Because according to Massachusetts General Laws, Chapter 76 ,Section 5, “Every person shall have a right to attend the public schools of the town where he actually resides, subject to the following section. No school committee is required to enroll a person who does not actually reside in the town unless said enrollment is authorized by law or by the school committee.”

Chapter 76, section 12 states, “Any child, with the consent of the school committee of the town where he resides, may attend, at the expense of said town, the public schools of another town, upon such terms as may be fixed by the two committees.”

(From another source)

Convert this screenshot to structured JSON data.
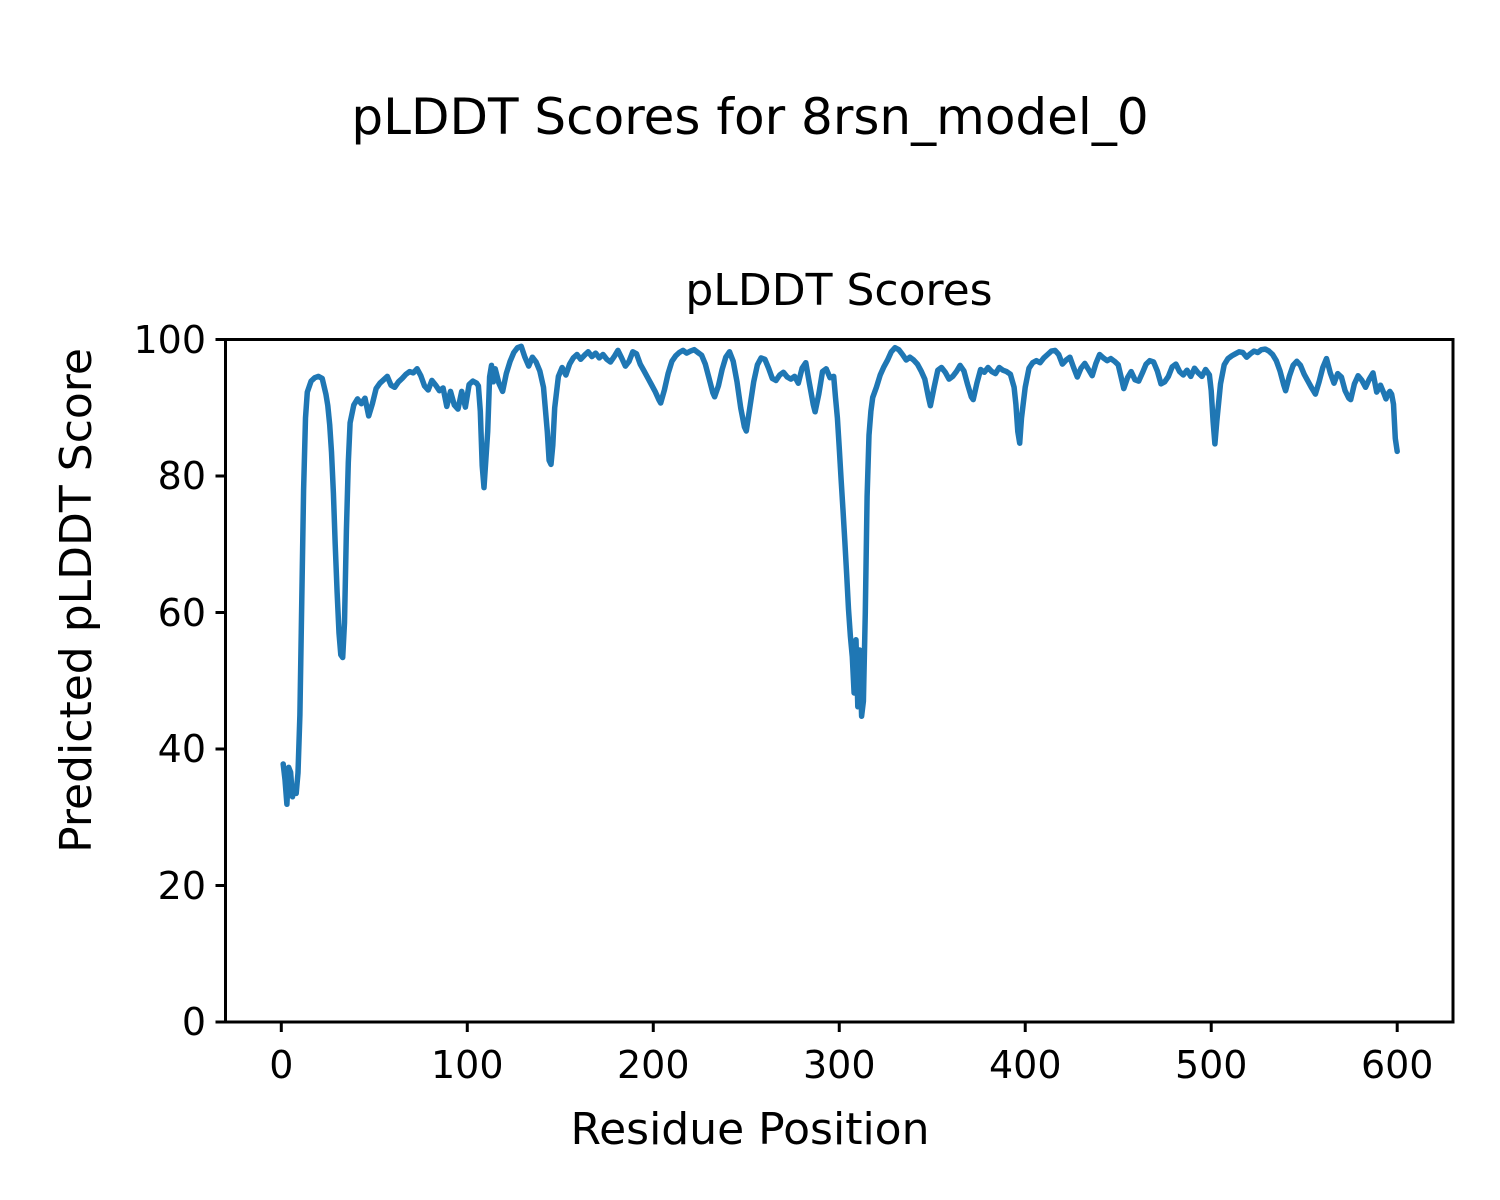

Four options were presented to the School Committee for their vote last night:

  • Option 1: As stated above, the committee has a right to simply vote to allow any children who reside at this address to attend Bedford schools.
  • Option 2: According to section 12, an agreement can be drawn up between Bedford and Billerica school committees which ensures that educational costs are shared between the two towns.
  • Option 3: A three person written contingency agreement may be drawn up between the developer or the next purchaser and the Bedford and Billerica school committees. This contract should be investigated and drawn up to ensure future funding between all parties involved.
  • Option 4: The Bedford School Committee has the authority to simply reject the request for any children at this residence to attend Bedford schools.

Before the vote Superintendent of Schools Jon Sills emphasized that any decision would only be pertinent to this particular property, and that this vote would in no way set a precedent for any future cases.

The School Committee voted 3-2-0 in favor of Option 3.

Branson Moss, Bedford’s Town Counsel, was on hand to provide legal advice. An agreement will now be drawn up to ensure future funding and will be presented to the school committee for further approval. In the meantime this property is currently off market.